‘The Snake’ returns to desert, finishes Baja 50 years later


The Associated Press

Don Prudhomme feels like he has driven more miles in the desert than he ever did on the drag strip.

It wouldn’t be a shock since the drag-racing legend recently completed the Mexican 1000, a grueling, five-day off-road rally covering 1,300 miles in Baja California. The 77-year-old Prudhomme, a four-time NHRA Funny Car champion nicknamed “The Snake,” finished 10th in the Stock Turbo UTV class at the annual National Off Road Racing Association event last weekend.

“It was the wildest, craziest thing I’ve ever done,” Prudhomme told The Associated Press from his home in San Diego. “I said halfway through it I would never do this again. But you keep going and going and it just gets better and better. Pulling in for the end of the race was the most unbelievable experience.”

He drove away with more racing stories to add to his vast collection that spans nearly half a century just at the professional level. Among them: He was forced to replace his co-driver and wrecked twice, including once when he drove into a cactus that was “bigger than the Empire State Building.”

Still, it was a much more enjoyable venture than his first Baja experience in 1968.

Prudhomme was a last-minute fill-in for actor Steve McQueen, who had to bail out because of filming obligations.

Prudhomme teamed with friend and fellow racer Tony Nancy for the 1,000-mile trek across the desert and through tiny towns in Mexico.
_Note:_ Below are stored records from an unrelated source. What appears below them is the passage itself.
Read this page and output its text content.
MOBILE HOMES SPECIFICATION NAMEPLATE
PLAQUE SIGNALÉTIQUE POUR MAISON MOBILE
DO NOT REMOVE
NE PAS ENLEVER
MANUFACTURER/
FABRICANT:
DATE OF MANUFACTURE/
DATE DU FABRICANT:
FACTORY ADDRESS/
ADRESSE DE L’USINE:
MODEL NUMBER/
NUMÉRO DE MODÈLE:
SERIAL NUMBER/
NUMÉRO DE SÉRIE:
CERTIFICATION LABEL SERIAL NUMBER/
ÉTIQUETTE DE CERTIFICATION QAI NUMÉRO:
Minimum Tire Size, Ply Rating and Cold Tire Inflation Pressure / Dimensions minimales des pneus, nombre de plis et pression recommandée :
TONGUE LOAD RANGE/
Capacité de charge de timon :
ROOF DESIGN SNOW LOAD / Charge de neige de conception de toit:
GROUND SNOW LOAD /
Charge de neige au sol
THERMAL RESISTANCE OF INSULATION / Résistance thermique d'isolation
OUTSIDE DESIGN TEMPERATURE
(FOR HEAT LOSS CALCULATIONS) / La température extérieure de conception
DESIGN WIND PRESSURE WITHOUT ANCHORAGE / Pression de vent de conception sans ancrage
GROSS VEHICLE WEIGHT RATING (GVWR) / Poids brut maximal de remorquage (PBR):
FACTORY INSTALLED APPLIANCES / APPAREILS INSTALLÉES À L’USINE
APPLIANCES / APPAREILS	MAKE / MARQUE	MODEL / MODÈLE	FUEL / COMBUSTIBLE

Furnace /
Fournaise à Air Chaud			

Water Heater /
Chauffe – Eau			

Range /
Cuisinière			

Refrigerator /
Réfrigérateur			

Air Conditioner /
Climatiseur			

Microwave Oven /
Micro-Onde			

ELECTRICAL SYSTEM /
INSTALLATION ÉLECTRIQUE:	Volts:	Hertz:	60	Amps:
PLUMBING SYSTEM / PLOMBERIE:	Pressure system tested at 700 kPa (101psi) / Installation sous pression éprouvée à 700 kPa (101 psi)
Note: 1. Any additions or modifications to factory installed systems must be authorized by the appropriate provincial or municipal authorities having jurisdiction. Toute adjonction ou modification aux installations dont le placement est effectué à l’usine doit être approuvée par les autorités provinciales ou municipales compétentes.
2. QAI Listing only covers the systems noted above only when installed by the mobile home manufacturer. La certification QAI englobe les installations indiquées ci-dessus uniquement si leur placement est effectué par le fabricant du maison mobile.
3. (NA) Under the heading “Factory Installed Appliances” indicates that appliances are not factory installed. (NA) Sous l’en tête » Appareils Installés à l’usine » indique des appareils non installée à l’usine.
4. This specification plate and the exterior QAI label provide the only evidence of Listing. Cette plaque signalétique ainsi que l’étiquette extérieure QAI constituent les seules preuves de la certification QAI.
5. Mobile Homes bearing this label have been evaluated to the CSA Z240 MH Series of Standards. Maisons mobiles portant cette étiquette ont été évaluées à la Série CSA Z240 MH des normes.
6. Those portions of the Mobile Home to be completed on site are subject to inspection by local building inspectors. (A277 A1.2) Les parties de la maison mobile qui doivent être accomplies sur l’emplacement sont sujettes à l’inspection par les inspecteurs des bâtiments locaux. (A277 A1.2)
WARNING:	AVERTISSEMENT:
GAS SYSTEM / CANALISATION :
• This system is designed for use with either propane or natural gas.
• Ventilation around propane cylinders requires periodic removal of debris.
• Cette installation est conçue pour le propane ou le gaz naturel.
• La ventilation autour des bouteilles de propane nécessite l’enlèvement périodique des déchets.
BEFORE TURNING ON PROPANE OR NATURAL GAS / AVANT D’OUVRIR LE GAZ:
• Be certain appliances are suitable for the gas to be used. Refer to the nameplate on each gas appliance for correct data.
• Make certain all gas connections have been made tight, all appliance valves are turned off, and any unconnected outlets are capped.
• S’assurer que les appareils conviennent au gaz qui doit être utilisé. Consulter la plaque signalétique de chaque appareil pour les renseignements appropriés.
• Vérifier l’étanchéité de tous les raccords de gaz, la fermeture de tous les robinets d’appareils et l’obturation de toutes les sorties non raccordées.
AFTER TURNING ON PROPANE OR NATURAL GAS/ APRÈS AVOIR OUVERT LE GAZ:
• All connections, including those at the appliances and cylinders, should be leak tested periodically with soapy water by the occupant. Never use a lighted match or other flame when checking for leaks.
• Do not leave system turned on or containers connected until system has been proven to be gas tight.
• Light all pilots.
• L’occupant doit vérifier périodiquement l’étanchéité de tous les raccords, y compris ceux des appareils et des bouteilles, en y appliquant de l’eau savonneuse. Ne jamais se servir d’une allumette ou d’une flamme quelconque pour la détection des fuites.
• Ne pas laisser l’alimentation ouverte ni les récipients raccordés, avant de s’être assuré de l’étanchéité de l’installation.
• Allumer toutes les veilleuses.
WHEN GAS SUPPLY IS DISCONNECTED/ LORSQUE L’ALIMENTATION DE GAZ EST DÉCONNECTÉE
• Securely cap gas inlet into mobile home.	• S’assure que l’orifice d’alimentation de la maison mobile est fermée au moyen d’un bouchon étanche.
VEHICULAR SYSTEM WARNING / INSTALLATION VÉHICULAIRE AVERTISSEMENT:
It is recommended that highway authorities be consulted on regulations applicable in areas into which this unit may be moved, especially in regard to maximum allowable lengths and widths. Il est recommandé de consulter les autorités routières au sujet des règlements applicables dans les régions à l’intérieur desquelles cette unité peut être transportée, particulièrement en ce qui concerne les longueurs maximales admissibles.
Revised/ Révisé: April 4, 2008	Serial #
They drove McQueen’s car — a dune buggy Nancy built that had a Porsche engine — and made it about 100 miles before flames started spewing from the tailpipes.

Prudhomme walked away with more regrets than recollections.

He waited 50 years to try again.

“I got a little extra attention,” he said of his return. “People wanted their cars signed or sign this and that, but that was cool. I think maybe they thought I was a joke going in. But when I finished the thousand miles, they treated me way different.”

He plans to do it again, believing his experience from the first go-around in his Polaris RZR will give him a chance to vie for a class win in 2019.

“It’s going to be hard to top this one,” he said. “But it’s a huge challenge to go back and really get it on.”

He’d also like to avoid some of the pitfalls he faced in his first competitive race since retiring from NHRA in 1994. His first co-driver and main navigator decided to try some tacos at one of the early stops and had to withdraw.

“He goes and eats a couple of tacos like he’s He-Man and guess what? He got sick and couldn’t continue,” Prudhomme said.

He pulled crewmember Shane Chatwell into the cockpit for the rest of the trip. They bonded through adverse conditions that included terrible dust, rock quarries and exhaustion. And two accidents. Prudhomme got rear-ended once and drove head-first into a cactus another time.

“The driver’s a big deal, but the guy sitting next to you is everything because part of the time you can’t see,” Prudhomme said. “He says, ‘Right, right, right in 200 feet.’ You’ve got to judge the distance and there’s dust everywhere. Well, I didn’t make the right turn and I hit a cactus that was bigger than the Empire State Building. It didn’t move. It was like running into King Kong’s foot.”

The wreck shredded the front-end suspension. The crew fixed it, and Prudhomme finished the leg — and eventually the entire course.

“The thing is dangerous, but I think that’s what makes it so damn thrilling to people,” he said, adding that maintaining concentration was like nothing he ever dealt with while covering quarter-mile drags strips in seconds.

“I hate to get dramatic about this [stuff], but this was a mind-boggling deal,” he said. “The sense of accomplishment was like nothing I ever felt before. The race is all about is finishing. They don’t give a [care] if you finish first or 150th. You couldn’t tell any difference between the winner and the rest of the 100 or so on people that finished the thing. It was really cool.”